MCL is based on simulating random walks on the identity graph. The intuition behind using random walks is that they tend to end in the same dense region of the graph they started. If starting multiple random walks in the identity graph, edges that frequently used by random walks should be within the same dense region/community.

More formally, the random walks are described by two operations on a stochastic matrix created from a weighted adjacency matrix (build from the similarity values of the identity graph) by adding self-loops to each node and normalizing the entries, such that each column sums up to 1. Now the random walks are simulated by alternating an expansion and inflation step. Expansion corresponds to squaring the matrix, which simulates a random walk step. Thus, expansion increases the probabilities of intra-cluster edges. Inflation corresponds to taking the entry wise power of the matrix and normalizing the resulting matrix to be stochastic again.
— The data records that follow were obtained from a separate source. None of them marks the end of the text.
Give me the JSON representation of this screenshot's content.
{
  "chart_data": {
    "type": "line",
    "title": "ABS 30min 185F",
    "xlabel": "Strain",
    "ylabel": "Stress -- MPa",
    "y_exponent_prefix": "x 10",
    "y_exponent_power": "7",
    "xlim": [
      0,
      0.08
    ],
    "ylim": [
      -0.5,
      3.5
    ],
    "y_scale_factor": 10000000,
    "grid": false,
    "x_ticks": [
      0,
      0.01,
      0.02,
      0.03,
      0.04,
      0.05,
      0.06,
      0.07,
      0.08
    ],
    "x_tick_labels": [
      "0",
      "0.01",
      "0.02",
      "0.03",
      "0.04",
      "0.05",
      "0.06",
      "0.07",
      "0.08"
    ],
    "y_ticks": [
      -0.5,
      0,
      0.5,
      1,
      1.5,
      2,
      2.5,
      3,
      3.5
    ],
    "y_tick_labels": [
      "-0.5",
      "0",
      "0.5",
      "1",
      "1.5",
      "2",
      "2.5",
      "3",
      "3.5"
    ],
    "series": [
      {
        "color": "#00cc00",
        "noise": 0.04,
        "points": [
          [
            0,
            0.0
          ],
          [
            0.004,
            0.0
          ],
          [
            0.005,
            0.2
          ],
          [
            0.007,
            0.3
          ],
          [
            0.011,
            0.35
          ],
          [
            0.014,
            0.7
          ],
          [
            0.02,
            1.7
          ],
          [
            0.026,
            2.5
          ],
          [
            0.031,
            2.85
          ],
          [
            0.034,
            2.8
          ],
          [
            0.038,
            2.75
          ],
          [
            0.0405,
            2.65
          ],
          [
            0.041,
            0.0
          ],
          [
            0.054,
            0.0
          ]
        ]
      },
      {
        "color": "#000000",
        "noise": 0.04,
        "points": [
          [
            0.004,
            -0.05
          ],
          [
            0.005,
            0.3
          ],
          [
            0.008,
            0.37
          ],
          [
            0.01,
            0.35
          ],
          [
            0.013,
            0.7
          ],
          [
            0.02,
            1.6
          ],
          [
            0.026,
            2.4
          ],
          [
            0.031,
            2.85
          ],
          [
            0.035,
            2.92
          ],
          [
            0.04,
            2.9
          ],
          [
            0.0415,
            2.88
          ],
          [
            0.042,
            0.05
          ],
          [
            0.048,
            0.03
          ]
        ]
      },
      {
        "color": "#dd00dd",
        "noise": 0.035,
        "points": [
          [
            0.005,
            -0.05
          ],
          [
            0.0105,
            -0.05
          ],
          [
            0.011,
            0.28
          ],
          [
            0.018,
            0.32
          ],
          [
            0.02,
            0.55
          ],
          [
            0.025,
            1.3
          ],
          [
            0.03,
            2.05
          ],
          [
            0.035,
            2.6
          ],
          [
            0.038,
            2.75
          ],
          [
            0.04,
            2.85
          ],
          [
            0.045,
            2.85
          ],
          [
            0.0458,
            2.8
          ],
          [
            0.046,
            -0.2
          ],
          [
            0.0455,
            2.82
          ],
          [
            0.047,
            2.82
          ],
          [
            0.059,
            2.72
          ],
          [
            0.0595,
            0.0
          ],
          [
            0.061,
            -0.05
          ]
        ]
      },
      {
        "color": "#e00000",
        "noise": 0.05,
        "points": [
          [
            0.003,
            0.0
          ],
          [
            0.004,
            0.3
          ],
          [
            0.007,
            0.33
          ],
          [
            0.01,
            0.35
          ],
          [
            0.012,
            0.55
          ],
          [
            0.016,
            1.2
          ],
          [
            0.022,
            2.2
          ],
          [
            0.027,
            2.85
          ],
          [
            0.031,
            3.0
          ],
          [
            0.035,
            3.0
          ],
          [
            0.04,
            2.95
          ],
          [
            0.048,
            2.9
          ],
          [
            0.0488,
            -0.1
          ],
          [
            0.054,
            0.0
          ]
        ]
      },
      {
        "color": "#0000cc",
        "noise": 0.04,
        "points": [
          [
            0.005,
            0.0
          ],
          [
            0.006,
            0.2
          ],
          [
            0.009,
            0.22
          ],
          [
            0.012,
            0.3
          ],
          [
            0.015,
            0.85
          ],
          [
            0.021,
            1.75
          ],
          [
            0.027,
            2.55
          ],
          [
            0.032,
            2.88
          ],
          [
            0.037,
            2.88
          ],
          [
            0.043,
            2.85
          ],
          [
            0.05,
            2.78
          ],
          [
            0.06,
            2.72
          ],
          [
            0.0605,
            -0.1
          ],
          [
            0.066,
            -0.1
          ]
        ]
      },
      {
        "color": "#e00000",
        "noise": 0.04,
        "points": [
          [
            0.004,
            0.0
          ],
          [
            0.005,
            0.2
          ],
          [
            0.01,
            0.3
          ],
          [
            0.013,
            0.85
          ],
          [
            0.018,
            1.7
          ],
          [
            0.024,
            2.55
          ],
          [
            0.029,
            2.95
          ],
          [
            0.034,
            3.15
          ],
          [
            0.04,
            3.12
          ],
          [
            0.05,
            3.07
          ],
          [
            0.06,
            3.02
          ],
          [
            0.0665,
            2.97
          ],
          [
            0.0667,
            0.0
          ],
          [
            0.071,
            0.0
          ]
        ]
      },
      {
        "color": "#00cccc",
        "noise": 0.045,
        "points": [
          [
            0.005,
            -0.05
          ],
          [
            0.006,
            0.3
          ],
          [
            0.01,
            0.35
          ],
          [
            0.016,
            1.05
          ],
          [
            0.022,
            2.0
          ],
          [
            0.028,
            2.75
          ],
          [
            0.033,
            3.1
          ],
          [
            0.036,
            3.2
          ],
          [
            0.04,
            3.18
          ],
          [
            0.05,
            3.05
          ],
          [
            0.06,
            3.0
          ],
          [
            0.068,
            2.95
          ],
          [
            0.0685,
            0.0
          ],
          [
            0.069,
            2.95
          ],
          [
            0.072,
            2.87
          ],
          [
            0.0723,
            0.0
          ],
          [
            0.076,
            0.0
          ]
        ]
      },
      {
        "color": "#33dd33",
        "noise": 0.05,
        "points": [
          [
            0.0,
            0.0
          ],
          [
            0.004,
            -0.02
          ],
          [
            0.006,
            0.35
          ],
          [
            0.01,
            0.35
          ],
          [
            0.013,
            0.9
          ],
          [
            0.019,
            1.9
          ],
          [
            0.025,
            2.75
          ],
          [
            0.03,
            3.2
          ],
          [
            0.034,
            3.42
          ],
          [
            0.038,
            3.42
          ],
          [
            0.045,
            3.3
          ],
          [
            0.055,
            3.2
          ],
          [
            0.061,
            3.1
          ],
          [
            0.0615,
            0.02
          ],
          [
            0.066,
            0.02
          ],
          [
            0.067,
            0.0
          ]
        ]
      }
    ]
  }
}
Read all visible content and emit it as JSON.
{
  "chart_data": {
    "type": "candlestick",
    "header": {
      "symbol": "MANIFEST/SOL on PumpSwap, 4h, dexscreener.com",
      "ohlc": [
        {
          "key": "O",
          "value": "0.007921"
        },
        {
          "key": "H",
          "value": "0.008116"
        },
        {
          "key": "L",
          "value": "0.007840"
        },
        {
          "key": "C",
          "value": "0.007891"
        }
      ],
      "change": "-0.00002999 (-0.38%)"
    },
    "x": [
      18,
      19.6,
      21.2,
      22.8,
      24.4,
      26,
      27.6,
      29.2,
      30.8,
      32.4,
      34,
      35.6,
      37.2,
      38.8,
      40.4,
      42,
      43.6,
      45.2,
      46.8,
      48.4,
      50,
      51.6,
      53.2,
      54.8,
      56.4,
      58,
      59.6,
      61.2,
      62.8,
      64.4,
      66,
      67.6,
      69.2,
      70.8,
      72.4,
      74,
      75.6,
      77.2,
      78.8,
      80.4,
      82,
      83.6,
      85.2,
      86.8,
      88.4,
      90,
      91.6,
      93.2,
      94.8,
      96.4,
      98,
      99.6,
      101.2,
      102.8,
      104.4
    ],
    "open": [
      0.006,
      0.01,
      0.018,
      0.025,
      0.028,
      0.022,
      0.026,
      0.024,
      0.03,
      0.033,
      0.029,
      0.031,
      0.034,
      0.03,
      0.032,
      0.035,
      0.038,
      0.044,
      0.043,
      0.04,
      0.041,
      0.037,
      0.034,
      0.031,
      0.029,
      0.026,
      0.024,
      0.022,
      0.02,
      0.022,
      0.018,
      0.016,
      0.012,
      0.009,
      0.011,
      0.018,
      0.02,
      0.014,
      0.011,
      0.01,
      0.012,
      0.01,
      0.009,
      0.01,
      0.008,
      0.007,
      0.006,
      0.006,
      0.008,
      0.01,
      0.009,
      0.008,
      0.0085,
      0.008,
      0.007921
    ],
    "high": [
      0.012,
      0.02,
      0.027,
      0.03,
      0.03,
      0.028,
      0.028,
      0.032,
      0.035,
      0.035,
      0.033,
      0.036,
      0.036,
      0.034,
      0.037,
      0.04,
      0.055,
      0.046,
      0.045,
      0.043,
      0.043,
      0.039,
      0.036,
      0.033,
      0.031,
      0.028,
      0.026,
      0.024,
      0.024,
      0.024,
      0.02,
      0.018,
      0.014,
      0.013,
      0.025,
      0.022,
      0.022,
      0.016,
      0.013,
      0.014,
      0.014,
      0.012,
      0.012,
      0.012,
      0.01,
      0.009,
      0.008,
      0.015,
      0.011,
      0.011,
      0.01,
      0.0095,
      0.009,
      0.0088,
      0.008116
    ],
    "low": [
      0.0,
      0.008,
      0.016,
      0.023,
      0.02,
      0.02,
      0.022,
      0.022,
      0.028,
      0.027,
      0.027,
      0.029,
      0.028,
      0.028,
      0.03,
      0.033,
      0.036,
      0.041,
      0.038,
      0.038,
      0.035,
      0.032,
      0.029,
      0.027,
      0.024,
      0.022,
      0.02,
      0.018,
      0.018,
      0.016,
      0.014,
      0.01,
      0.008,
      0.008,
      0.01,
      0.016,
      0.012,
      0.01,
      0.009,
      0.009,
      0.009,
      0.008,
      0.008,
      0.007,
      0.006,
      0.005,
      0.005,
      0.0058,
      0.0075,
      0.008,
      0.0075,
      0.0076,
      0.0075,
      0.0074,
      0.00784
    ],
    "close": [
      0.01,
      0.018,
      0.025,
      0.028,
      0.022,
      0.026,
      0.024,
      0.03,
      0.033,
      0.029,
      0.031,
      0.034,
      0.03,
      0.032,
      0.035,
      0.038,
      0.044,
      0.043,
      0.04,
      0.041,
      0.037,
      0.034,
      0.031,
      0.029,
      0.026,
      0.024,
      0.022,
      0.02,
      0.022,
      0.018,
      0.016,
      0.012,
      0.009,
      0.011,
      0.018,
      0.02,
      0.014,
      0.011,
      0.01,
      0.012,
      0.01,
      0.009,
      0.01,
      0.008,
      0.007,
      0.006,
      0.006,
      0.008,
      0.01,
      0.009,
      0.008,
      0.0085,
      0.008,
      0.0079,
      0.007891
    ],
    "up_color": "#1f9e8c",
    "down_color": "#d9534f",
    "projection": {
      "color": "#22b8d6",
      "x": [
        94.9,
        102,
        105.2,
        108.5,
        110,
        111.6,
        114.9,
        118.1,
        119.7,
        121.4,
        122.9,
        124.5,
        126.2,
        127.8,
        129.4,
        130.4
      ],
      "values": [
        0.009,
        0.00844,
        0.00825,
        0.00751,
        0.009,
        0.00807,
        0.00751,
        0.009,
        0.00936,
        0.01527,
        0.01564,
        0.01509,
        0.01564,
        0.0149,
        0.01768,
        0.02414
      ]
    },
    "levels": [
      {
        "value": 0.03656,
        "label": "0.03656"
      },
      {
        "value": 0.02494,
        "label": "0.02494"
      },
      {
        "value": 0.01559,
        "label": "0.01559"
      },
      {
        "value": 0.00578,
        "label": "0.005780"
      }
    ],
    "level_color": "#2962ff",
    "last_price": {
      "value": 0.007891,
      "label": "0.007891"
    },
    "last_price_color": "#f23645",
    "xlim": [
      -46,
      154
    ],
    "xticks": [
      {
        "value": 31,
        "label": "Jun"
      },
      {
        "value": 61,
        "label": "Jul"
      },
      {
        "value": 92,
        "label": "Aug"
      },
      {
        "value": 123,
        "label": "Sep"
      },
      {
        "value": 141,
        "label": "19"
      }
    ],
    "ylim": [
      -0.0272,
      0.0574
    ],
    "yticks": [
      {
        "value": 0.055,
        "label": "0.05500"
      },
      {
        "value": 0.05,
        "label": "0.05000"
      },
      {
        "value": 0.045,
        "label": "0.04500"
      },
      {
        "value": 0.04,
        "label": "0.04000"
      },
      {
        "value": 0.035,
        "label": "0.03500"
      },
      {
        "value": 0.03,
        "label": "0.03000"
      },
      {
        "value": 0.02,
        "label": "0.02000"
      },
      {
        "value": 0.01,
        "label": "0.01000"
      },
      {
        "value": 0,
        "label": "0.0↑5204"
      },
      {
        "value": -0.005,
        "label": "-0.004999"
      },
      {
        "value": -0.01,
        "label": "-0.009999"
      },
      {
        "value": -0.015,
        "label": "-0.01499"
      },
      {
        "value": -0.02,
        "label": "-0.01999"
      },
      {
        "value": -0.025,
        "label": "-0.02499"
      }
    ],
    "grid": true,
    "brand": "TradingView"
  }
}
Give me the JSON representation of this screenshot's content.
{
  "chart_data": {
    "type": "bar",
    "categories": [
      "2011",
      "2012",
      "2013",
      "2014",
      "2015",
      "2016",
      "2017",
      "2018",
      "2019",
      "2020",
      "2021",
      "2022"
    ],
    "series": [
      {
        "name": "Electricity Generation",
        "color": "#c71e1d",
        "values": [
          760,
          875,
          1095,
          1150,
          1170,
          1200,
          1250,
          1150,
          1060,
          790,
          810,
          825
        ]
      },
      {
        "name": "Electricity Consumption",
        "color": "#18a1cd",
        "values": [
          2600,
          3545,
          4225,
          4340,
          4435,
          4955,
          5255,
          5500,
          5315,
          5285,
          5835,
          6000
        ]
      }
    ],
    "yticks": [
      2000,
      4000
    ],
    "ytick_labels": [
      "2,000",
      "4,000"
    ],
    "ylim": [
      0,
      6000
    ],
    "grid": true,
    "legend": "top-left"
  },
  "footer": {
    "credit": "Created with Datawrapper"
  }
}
Hence, high entries in the matrix are further boosted in the inflation step, whereas low values are damped. After alternating both steps for several iterations, the matrix converges, such that clusters are formed. The inflation power is an input parameter, which is used to influence the granularity of clusters. The higher the inflation, the larger the number of resulting clusters. In our experiments, we chose the inflation parameter of 8.0 since it has shown promising results.